Kadın gözleri parlaya parlaya cebine bakarken adam geldi:

-Üzgünüm ama istediğiniz kolyeden kalmamış 

Kadın tamam deyip çıkıp gitti. Adam bana o keskin gözlerini dikerek "bu yaptığın bir daha olursa seni öldürürüm benim ekmek paramla oynayamazsın sen" dedi nedense içimde hiç korku yoktu gine olsa gine yapardım.öyle böyle günler geçmeye devam etti.19 yaşıma bastım.o adam yüzünden bir arkadaşım bile yoktu... asosyal ve depresif birisiydim.gerçi bir arkadaşım vardı.kafamdaki sesti o arkadaşım ama çok kötü bir arkadaş...hiç sevmezdim onu her gün küserdim ona bana kötü şeyler yaptırdığı için. 19 yaşıma kadar bir cinayet planı oluşturdum.Adamla aramı iyi tutacaktım birlikte balık tutmaya,çay içmeye,tavla oynamaya gidecektik bana güveni geldikten sonra beni tam olarak bir evlat zannettikten sonra onu arkasından bıçaklayacaktım.Bir gün dağ başına-uçuruma- gittik.kamp sandalyelerimizi çerezlerimi ve içkilerimizi aldık oturarark muhabbet ediyoruz.Montumun iç cebinde bulunan bıçak bana batıp batıp duruyor.kafamdaki ses "işte şimdi tam zamanı" deyip duruyor.içimdeki heyecan gitgide artıyor ve bu çok hoşuma gidiyor.
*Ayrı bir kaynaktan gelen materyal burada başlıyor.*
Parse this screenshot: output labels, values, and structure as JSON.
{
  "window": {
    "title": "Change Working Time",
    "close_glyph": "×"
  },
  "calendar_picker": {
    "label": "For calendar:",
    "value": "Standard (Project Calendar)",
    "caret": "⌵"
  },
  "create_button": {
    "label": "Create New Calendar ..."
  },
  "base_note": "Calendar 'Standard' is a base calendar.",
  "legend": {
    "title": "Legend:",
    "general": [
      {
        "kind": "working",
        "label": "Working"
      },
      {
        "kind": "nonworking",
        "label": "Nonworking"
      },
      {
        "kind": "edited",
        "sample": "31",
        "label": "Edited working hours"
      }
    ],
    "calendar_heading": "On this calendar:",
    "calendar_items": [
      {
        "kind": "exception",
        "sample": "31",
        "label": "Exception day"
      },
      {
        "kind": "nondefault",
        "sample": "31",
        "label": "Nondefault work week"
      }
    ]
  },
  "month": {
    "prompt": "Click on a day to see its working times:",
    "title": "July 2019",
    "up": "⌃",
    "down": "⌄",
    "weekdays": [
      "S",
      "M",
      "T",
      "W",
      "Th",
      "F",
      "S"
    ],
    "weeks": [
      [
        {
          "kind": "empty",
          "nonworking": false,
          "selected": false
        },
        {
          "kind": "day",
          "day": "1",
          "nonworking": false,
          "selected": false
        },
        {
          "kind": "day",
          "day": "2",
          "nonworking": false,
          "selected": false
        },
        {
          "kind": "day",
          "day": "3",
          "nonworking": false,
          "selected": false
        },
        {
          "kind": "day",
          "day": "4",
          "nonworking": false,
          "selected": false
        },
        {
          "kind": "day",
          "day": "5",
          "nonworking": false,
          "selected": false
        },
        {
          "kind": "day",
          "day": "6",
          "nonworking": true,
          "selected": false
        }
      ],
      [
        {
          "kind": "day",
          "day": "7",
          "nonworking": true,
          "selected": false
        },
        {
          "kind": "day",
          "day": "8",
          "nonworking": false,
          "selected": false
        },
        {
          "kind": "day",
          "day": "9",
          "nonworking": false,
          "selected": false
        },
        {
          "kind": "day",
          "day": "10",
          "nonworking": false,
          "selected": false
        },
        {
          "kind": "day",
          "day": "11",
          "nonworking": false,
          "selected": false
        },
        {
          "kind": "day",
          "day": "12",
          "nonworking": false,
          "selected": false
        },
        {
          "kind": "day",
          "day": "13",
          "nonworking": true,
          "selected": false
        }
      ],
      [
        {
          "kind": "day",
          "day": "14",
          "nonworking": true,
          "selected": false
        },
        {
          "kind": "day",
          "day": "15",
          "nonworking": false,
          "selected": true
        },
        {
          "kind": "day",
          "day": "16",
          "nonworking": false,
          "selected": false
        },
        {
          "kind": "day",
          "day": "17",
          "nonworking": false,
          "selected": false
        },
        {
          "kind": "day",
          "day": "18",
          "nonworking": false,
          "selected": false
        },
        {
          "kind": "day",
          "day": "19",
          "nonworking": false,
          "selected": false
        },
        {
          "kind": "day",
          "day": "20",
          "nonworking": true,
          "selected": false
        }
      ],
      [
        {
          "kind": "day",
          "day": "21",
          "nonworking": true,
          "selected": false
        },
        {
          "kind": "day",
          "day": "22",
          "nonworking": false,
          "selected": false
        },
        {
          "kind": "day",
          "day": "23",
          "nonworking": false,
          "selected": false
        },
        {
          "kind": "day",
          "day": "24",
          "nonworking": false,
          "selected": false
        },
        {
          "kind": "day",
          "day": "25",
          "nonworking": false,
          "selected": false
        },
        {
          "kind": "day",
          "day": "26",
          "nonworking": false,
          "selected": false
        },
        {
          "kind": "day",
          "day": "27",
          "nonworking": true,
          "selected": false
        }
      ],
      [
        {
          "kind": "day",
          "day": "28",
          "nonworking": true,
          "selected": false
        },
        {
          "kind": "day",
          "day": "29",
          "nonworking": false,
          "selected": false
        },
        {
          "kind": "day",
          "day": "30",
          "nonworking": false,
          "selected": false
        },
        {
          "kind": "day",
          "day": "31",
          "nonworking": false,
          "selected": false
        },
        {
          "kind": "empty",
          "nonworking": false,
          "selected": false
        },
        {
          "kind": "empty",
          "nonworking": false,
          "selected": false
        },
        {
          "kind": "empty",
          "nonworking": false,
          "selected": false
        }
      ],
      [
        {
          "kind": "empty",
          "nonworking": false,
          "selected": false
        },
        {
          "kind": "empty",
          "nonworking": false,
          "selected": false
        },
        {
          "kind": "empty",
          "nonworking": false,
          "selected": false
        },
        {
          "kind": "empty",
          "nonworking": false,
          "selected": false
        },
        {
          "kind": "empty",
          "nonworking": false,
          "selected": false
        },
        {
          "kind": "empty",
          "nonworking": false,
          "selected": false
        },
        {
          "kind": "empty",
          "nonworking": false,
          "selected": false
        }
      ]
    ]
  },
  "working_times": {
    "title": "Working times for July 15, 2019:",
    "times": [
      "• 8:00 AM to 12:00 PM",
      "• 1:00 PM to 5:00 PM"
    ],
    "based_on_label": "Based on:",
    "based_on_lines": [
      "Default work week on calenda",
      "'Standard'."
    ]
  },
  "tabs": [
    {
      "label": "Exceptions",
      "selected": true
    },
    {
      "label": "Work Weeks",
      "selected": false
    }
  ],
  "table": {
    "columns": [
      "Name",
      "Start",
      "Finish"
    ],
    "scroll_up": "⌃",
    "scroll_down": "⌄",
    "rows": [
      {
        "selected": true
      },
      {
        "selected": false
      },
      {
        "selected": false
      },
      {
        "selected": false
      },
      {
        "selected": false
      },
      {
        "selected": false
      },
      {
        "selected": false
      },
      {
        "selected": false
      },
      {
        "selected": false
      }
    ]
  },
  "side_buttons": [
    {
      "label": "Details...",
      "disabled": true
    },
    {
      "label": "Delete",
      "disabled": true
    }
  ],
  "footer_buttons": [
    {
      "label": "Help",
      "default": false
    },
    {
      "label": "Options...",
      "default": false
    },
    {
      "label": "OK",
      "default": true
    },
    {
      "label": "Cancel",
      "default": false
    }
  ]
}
Nefes alış verişlerim hızlanıyor.

-Kazım Amca uçurumda oturalım mı? heyecanlı olur.

Adam salak mı bu bakışıyla tamam der.Kazım kalkmış,ben arkasından eldivenli elimde bıçak tutarak arkasından  geliyorum.İçimdeki ses "hadi yap şu-"derken bıçağı ona saplıyorum,yere yıkılıyor.Başı uçurumdan aşşağıya sarkarken içimdeki ses  aşşağıya at onu diyor ve atıyorum.ordan hemen uzaklaşmaya başladım.Arabayla gidemezdim çünkü hemen bulurlardı beni ve ben bu gencecik yaşımda hapislerde çürüyecektim.Hiçbir şey olmamış gibi yürümeye başladım geceyi bir bakta uyuyarak geçirmişim uyandığımda polisler bana kaşlarını çatmış bir şekilde bana bakıyordu. Karakolda hikayemi polise anlattıktan sonra ilk işleri beni deli hastenesine yatırmak oldu.